August 27th, 2014
02:23 PM ET
34 minutes ago

Poll suggests Romney on top in Iowa if he runs again


Posted by
CNN Political Editor Paul Steinhauser

(CNN) - He keeps saying no to third run for the White House, but another new poll – this time in Iowa – indicates Mitt Romney would be the front runner for the Republican presidential nomination if he changes his mind.

A USA Today/Suffolk University survey of Iowa voters released Wednesday should add to the feeding frenzy over a possible 2016 presidential bid by the 2012 GOP nominee. While the former Massachusetts governor's repeatedly said he's not running again, the attention such speculation captures is a sign of the wide open nature right now of the upcoming Republican nomination race.


According to the new poll, if Romney was added to the list of potential 2016 GOP White House contenders, 35% of Iowa Republicans say he'd be their first choice in the Iowa caucuses, which kick off the presidential primary and caucus calendar.

Former Arkansas Gov. Mike Huckabee, who won the 2008 Iowa Republican caucuses and is considering another bid in 2016, is a distant second, at 9%. New Jersey Gov. Chris Christie and former Sen. Rick Santorum of Pennsylvania, who narrowly won the 2012 caucuses, are each at 6%. Sen. Rand Paul of Kentucky and Texas Gov. Rick Perry are each at 5%, with the remaining potential candidates tested were all in the lower single digits.


Take Romney out of the equation, and the poll indicates Huckabee – at 13% is on top of the crowded list of potential candidates. He's followed by Christie at 11%, Perry at 9% Paul at 7%, Santorum and Rep. Paul Ryan of Wisconsin, the 2012 GOP vice presidential nominee, each at 6% and Sen. Marco Rubio of Florida at 5%. The remaining potential candidates tested were all in the lower single digits.


The poll's 2016 GOP nomination results not only reflect the wide open race among the Republicans but are most likely also a reflection of name recognition.


"Think about it – we're still closer to the last presidential election than the next one. So until some of these other potential candidates have more time to really begin campaigning in earnest, I think Romney will continue to be top of mind for a lot of average voters," longtime South Carolina GOP consultant Joel Sawyer, senior VP of the Republican digital firm Push Digital, recently told CNN.


Romney keeps saying no

The poll's release comes one day after Romney said in a radio interview that "someone else stands a better chance of winning than I do."

"Had that not been the case," Romney told radio host Hugh Hewitt, "then I would be running."


Romney keeps 2016 talk alive with "Dumb and Dumber" scenario


Romney's been very clear on the subject of 2016.

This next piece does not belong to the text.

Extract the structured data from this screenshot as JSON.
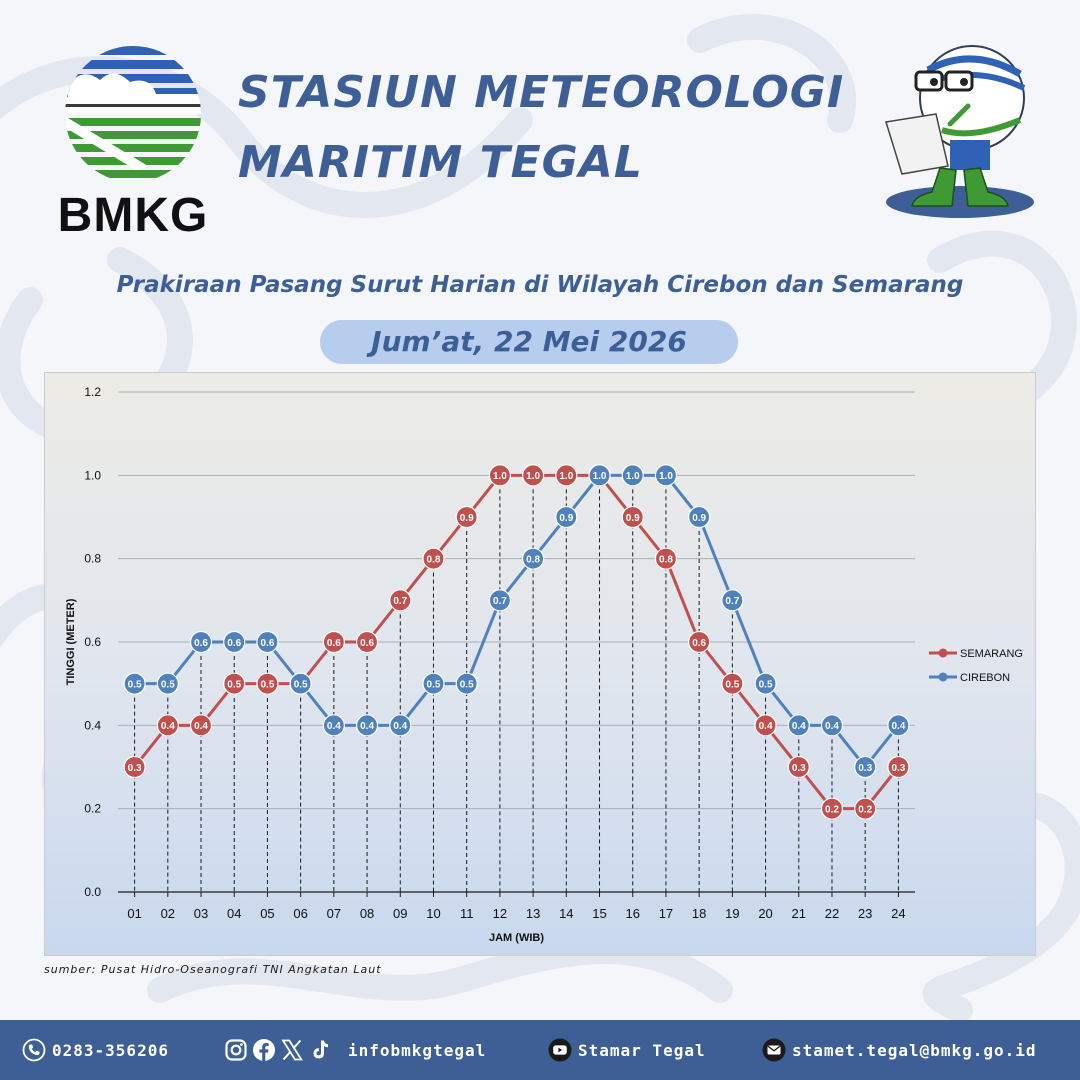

"The answer is no, I'm not running for president in 2016. It's time for someone else to take that responsibility and I'll be supporting our nominee," he told anchor Wolf Blitzer in February on CNN's "The Situation Room with Wolf Blitzer"


He's been using the same "I'm not running" language over and over again. And Romney's wife, Ann, has also been adamant against another run.


Romney tops the field in New Hampshire

Regardless, pollsters are asking about Romney. Two public opinion surveys conducted this summer in New Hampshire – WMUR/Granite State and Suffolk University/Boston Herald – indicated that Romney would be the overwhelming front runner in the first-in-the-nation primary state if he decided to run again.

The first poll to spark the Romney 2016 flames was an ABC News/Washington Post national survey released last November that suggested that if the 2012 presidential election between Romney and President Braack Obama were held today, Romney would hold a slight lead in the popular vote. Obama won the popular vote in the 2012 contest by a 51%-47% margin.


The flames were further fanned earlier this summer when by a 45%-38% margin, voters nationwide questioned in Quinnipiac University poll said that the country would be better off if Romney rather than Obama had won the 2012 election. And a CNN/ORC International survey conducted last month indicated Romney topping the President 53%-44% in the popular vote if the 2012 election were somehow held again.



GOP strategist Kevin Madden, who served as a senior adviser in Romney's 2008 and 2012 presidential campaigns, recently told CNN that "the interest in Romney is driven by those who believe, very deeply, that he would have been a very effective president and that he has been proven right on so many issues and ideas that he advanced in the 2012 campaign."


"But conceptual candidacies are very enticing, almost irresistible. Actual candidacies are cold, hard realities. There's a universe of differences between the two," added Madden, a CNN contributor.


That CNN/ORC poll backs up Madden's point. The survey suggested Romney losing to Hillary Clinton by a 55%-42% margin in a hypothetical 2016 matchup.



The USA Today/Suffolk University poll was conducted August 23-26, with 500 likely 2014 voters in Iowa questioned by telephone. The survey's overall sampling error is plus or minus 4.4 percentage points.